The final adoption of the new ‘Joint Communication on EU Arctic policy’ is to be slightly delayed and now envisaged for April 2016.
The EU’s next Arctic policy initiative aims to define the EUropean priorities towards the Arctic region for the foreseeable future. According to the Commission’s Better Regulation Roadmap, the Joint Communication will set out a more coherent framework for the EU’s Arctic engagement.
Basically it should channel and interlink the various EUropean resources for the sustainable development of the region in order to contribute to creating jobs and growth while safeguarding the Arctic’s natural environment. Moreover, it should give a strong signal to the EU’s internal and external stakeholders that the EU is committed to the Arctic and remains engaged and ready to take its responsibilities vis-à-vis this region.

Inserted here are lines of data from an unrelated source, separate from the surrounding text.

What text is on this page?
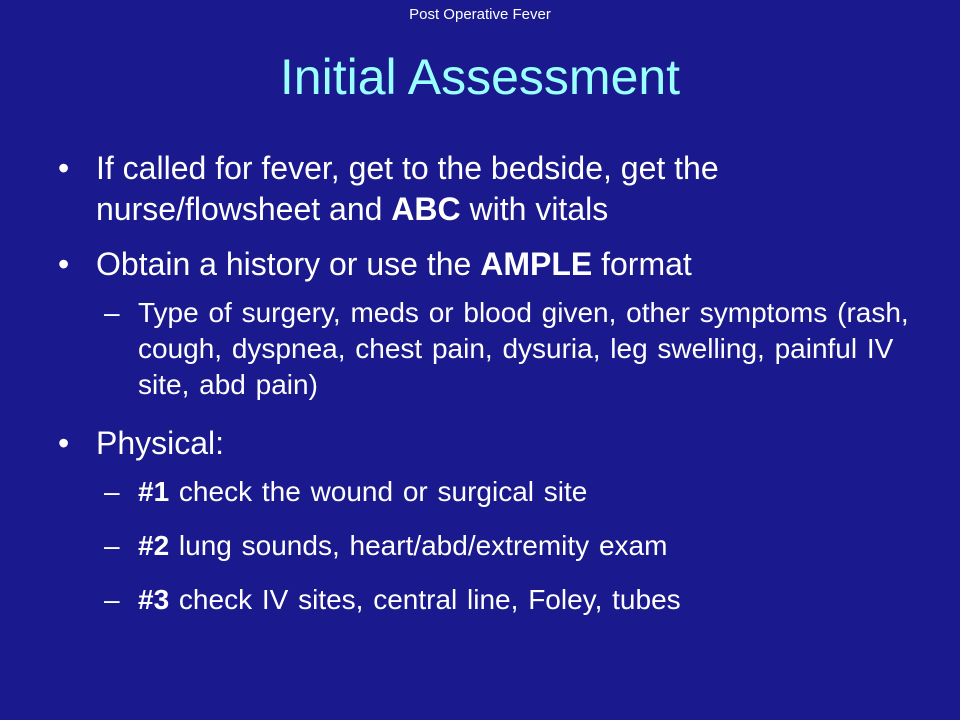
Post Operative Fever
Initial Assessment
• If called for fever, get to the bedside, get the nurse/flowsheet and ABC with vitals
• Obtain a history or use the AMPLE format
– Type of surgery, meds or blood given, other symptoms (rash, cough, dyspnea, chest pain, dysuria, leg swelling, painful IV site, abd pain)
• Physical:
– #1 check the wound or surgical site
– #2 lung sounds, heart/abd/extremity exam
– #3 check IV sites, central line, Foley, tubes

Coherence with national policies
In recent years, several member states have also issued Arctic policy documents, with an Italian strategy for the Arctic being the latest one. The EU policy towards the Arctic shall eventually ensure coherence with all national policies and support member states in their Arctic activities.
From an intra-Arctic perspective, the European Union and its on-going Arctic endeavour has recently also made Norwegian headlines. In a joint letter to Miguel Arias Cañete, European Commissioner for Climate Action and Energy, three Norwegian government ministers have asked for a “clear message from the Commission that natural gas remains important for the EU’s energy mix”. A related statement would be a “welcome signal” for Norwegian investment in exploiting the untapped gas resources in the Barents Sea.
Due to the nature of the Joint Communication such a statement will, however, unlikely to be found in the upcoming EUropean policy initiative and rather be tackled bilaterally in the EU-Norway Energy Dialogue.